Kukuczka, a Polish citizen, died in a climbing accident Tuesday on 27,923-foot Lhotse, the fourth highest mountain in the world, the Ministry of Tourism, which regulates climbing in Nepal, said Wednesday.
Lhotse was the scene of Kukuczka's first Himalayan success 10 years ago.
He was only the second climber to conquer all 14 of the world's 8,000-meter peaks, all set in the Himalayas. The first man to scale the 14 was Italy's Reinhold Messner.
Kukuczka and another Polish climber, Ryszard Pawlowski, 39, launched a summit bid on the south face of Lhotse from their bivouac point at 27,231 feet at 8.30 a.m. Tuesday, the ministry said.
The accident occurred near the bivouac point when the pair slipped and their rope broke, it said. Kukuczka plunged to his death but Pawlowski was not injured and returned safely to a lower camp.
The two were part of a 16-member international expedition led by Kukuczka and comprised mainly of Poles. Surviving members of the expedition will search for Kukuczka's body, the ministry said.
Kukuczka began his Himalayan climbing career in 1979, when he first scaled Lhotse by an easier route.
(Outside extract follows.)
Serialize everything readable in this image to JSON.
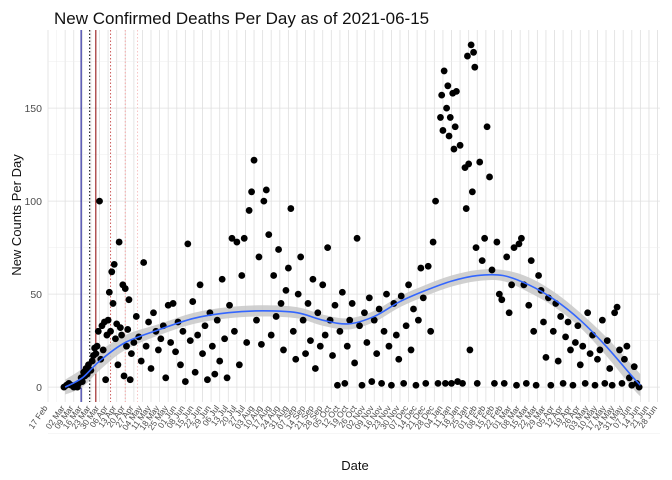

The next year he climbed 29,029-foot Everest, the world's highest mountain, by way of a new south pillar route.
He completed his sweep of all of the world's 8,000-meter peaks in the winter of 1986-87, but not before Messner finished his grand slam by scaling Manaslu and Lhotse in the autumn of 1986.
Journalists had described the progress of Messner and Kukuczka's climbs as a 'race to complete the grand slam in climbing,' but both said they did not like the description or even the implication they were competing.